As dores da transform(ação): estruturações e reestruturações

"Observo em mim mesma as mudanças de estação: eu claramente mudo com elas."
Clarice Lispector


   Transformar, dar uma nova forma, tomar uma nova ação, converter, transfigurar, transmutar, metamorfosear...tantas formas de dizer.
     As transformações decorrem à todo tempo, podendo se assemelharem com as estações do ano, como dizia Clarice Lispector.
    A primavera seria o desabrochar de nós mesmos do nascimento aos 20 anos, a saída do útero, o primeiro sorriso, a primeira leitura na escola, na adolescência, a primeira menstruação, a descoberta do beijo, da identidade sexual, da primeira vez. Esse florescer é permeado de surpresas, dores, primeiros amores.
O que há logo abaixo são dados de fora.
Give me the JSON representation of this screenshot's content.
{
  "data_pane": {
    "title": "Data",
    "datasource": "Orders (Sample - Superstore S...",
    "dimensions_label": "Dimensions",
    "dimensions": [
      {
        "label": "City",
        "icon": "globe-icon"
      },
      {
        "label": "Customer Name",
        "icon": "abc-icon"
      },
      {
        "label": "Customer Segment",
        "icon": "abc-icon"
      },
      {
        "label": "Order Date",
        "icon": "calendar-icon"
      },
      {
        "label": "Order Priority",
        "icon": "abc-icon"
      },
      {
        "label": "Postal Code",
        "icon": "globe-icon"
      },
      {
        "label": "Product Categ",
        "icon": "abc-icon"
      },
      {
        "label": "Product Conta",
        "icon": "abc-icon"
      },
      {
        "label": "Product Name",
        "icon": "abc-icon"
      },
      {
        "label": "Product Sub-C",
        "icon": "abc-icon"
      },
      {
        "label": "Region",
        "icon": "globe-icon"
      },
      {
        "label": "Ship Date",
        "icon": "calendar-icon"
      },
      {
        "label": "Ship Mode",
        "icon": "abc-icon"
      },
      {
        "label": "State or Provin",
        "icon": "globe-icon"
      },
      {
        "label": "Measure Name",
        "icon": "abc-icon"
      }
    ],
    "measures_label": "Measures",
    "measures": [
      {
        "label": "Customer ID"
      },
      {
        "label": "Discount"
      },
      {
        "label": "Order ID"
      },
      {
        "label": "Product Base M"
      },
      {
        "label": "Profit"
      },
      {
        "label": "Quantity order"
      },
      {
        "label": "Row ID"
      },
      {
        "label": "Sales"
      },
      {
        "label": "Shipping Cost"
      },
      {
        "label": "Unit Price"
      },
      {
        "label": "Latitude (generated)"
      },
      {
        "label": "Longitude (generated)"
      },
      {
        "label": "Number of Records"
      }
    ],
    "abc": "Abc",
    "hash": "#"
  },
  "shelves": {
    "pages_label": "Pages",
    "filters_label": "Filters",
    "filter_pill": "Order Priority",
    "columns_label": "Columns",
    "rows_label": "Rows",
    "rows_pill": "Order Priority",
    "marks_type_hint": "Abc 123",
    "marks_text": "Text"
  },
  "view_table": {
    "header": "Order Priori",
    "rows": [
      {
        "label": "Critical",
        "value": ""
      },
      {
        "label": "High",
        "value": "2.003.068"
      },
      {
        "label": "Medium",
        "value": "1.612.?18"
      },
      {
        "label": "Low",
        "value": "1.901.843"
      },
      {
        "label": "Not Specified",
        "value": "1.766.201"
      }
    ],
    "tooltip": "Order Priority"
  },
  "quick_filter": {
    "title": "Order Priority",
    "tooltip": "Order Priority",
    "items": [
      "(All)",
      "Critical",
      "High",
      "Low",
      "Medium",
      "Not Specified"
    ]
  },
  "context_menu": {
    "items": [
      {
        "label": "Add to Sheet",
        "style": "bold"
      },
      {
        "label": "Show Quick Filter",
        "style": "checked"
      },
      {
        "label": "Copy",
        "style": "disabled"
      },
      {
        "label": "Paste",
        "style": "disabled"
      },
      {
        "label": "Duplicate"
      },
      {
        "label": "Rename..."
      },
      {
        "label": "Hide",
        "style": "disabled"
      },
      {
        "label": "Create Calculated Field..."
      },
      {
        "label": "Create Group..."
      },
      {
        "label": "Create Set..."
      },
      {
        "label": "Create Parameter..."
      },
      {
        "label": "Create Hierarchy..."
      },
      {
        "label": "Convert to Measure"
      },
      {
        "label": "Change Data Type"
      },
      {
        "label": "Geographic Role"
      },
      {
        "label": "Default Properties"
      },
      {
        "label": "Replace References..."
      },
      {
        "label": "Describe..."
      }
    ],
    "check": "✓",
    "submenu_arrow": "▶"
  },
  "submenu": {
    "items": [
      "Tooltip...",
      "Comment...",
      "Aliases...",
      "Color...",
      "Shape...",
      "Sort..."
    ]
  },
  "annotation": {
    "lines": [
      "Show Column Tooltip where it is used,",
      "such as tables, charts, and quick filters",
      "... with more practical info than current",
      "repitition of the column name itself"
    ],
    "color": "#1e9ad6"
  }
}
O verão se estabelece dos 20 aos 40 anos, uma época quente, ciclos encerrando e novos ciclos se abrindo, trabalho, o sexo, as amizades já não são mais as mesmas, a temperatura sobe na internalização do “ser responsável” , ativo, produtivo,manter o equilíbrio em seus diversos contextos (saúde, família, social, emocional, financeiro), aprender que por mais que na estação da primavera escolhas foram estabelecidas, pra nós mesmos e pra vida, como a saída da escola, a busca do ensino superior e a chegada à faculdade, no verão, as vezes, podemos chegar a conclusões de que o que queríamos, a expectativas que criamos, não necessariamente são as mesmas agora, as reestruturações estarão presentes, a caminhada na trilha é desistida no meio do caminho, novos caminhos são descobertos em outras direções completamente diferentes, novas trilhas, novos rumos, e novas perspectivas renascem.
    O outono chega dos 40 aos 60 anos, os cabelos caem, ficam brancos, toda a beleza
viçosa da vida, começa a diminuir, a chegada da aposentadoria vem o cansaço,a inércia, a bagagem é mais pesada que na primavera e no verão, o autoconhecimento de si mesmo, do outro e do mundo é maior, mais rico, o aprendiz de ontem, hoje se torna mestre regado de sabedoria, a euforia dos 20 e poucos hoje é exemplificada em paz, sossego, ensinamento, e por fim, o inverno de nossas vidas ( o fim de nossa existência), galhos secos, sem o verde brilhante das folhas. O dia é um ciclo, as fases da lua, as estações, tudo se inicia, e se tem um fim. Não aceitar a condição de cíclico, é não aceitar a condição da existência, das coisas que saem do lugar estático e que vão ao caminho do mudar, metamorfosear. Que sejamos sempre, as 4 estações do ano, que sejam necessárias para nossa construção do início da nossa história, até o último capítulo do livro.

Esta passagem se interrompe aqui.